In the mid 90s before the recent world-wide housing bubble, San Francisco was “overwhelmingly” (your term) a city of renters. Rent control was also on the books. Just previously, there had been a pretty good sized (by pre-2000 standards, anyways) boom and bust in the local real estate market. Yet, housing prices were more logically correlated with income levels. As is the norm in real estate markets historically speaking (no matter which particular inefficiencies plague any particular market).
An overwhelming majority of Bay Ares communities don’t have rent control or an “overwhelming” renter population.
Why, then, did the price-income ratios in these places get way out of whack?
People of all income levels bought houses in 1985 in SF and all over the country. Prop 13 is a state tax law that affects people of all income levels.
Then how, exactly, do you reach the conclusion that these types of homeowners are in the “median range”?
What exactly is a “median range”?
And whatever it is, why would your “median range” long-term homeowners distort the price-income ratio in San Francisco only and not in the rest of California and the country?
In general, your argument re the price-income ratio and the “median family” makes absolutely no sense.
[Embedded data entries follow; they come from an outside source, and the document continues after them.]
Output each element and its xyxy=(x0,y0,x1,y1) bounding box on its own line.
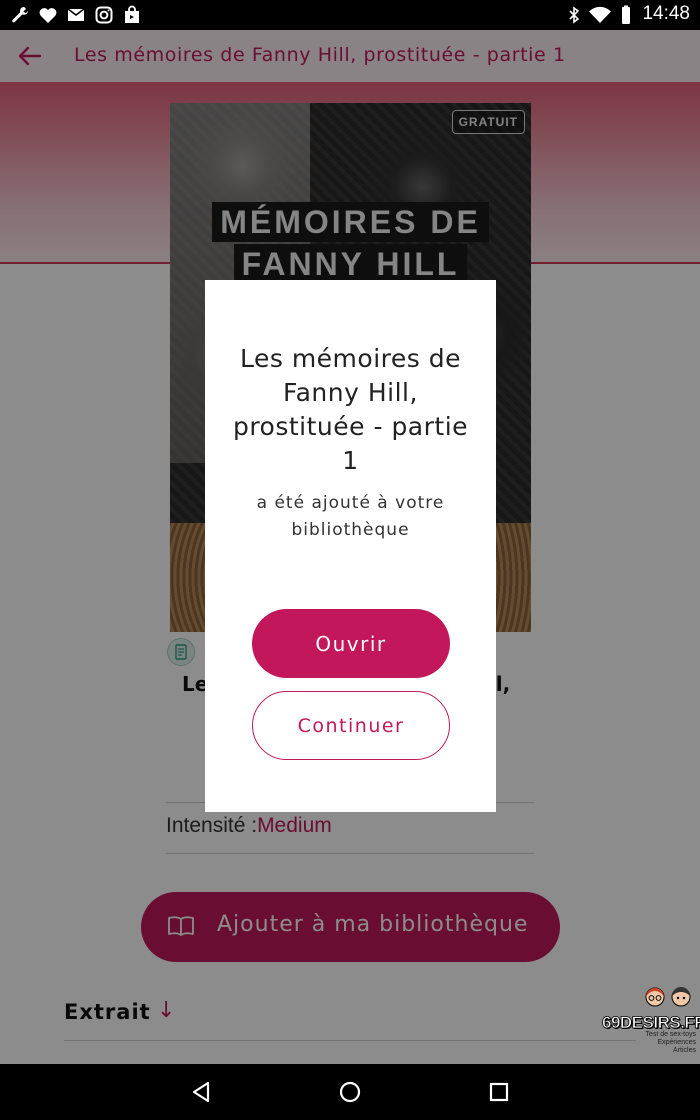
avatar-man-icon xyxy=(671,987,691,1007)
watermark-logo: 69DESIRS.FR Test de sex-toys Expériences… xyxy=(600,985,700,1060)
mail-icon xyxy=(67,8,85,21)
home-circle-icon[interactable] xyxy=(336,1078,364,1106)
navigation-bar xyxy=(0,1064,700,1120)
battery-icon xyxy=(622,5,630,24)
back-triangle-icon[interactable] xyxy=(188,1078,216,1106)
watermark-text: 69DESIRS.FR xyxy=(602,1013,700,1033)
watermark-subtext: Test de sex-toys Expériences Articles xyxy=(630,1031,696,1055)
watermark-sub-line: Test de sex-toys xyxy=(645,1031,696,1038)
continue-button[interactable]: Continuer xyxy=(252,691,450,760)
recents-square-icon[interactable] xyxy=(485,1078,513,1106)
dialog-title: Les mémoires de Fanny Hill, prostituée -… xyxy=(232,344,469,475)
wifi-icon xyxy=(589,6,611,24)
shopping-bag-icon xyxy=(125,5,139,23)
added-to-library-dialog: Les mémoires de Fanny Hill, prostituée -… xyxy=(205,280,496,812)
dialog-message: a été ajouté à votre bibliothèque xyxy=(256,493,445,540)
clock: 14:48 xyxy=(642,3,690,24)
wrench-icon xyxy=(12,7,28,23)
status-bar: 14:48 xyxy=(0,0,700,30)
instagram-icon xyxy=(95,6,113,24)
heart-icon xyxy=(39,8,57,23)
avatar-woman-icon xyxy=(645,987,665,1007)
open-button[interactable]: Ouvrir xyxy=(252,609,450,678)
watermark-sub-line: Expériences xyxy=(657,1039,696,1046)
bluetooth-icon xyxy=(569,6,580,24)
watermark-sub-line: Articles xyxy=(673,1047,696,1054)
What is your point? How does this “median family” affect or not affect this ratio, mathematically or statistically speaking?
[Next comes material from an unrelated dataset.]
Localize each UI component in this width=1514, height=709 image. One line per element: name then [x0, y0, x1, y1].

The rest of your argument is the typical and topical rant of a certain ilk of transplant who comes to SF, tries to act like they’re more native than the natives, and thinks they are entitled to “affordable housing” (and sneer at B&Ts and the very pleasant suburbs of the Bay Area when, in fact, they come from places like Arsewype, New Jersey).
A young native would just go live at home with Mom and Dad (or Mom and Mom or Dad and Dad around here) like people of that generation are doing in greater and greater numbers all around the country. Unless your parents are cheap and charge you rent, that is the ultimate “affordable housing”.
Very valid arguments.
Mid 90s was exactly at the beginning of the tech bubble. A chunk of that bubble popped, but a lot of the wealth stayed and thrived. Many many people came to the BA after 95. Remember the early 90s? The end of the military involvement in the region? That had helped depress LA and the BA. Which is why the ratios were still in check. That was PRE-BUBBLE. My point still holds.
“Medians” We shouldn’t mix medians with averages. If the SF population has 80% of people making less than 100K, then that median will be in less than 100K (I believe it is around 70K). If the 20% left are very very well off (Web 2.0, Biotech, Lawyers, entrepreneurs etc…) and the pool of houses that they will accept to buy is very limited (due to Prop 13 and rent control/protection) then this minority will compete harshly for whatever is available for sale. With 60%+ renters, this leaves less 40% of the housing stock available for purchase, most of it frozen due to Prop 13.
This is math, pure and simple. Yes there is a number of wealthy earners that compete for a very limited supply and everyone else fights for the crumbs. Yes, our social/moral choices led to this Frankenstein market.
Is prop 13 going to disappear? Nope. Is rent control going to disappear? Nope. The imbalance is permanent. It is correcting, but it won’t go away.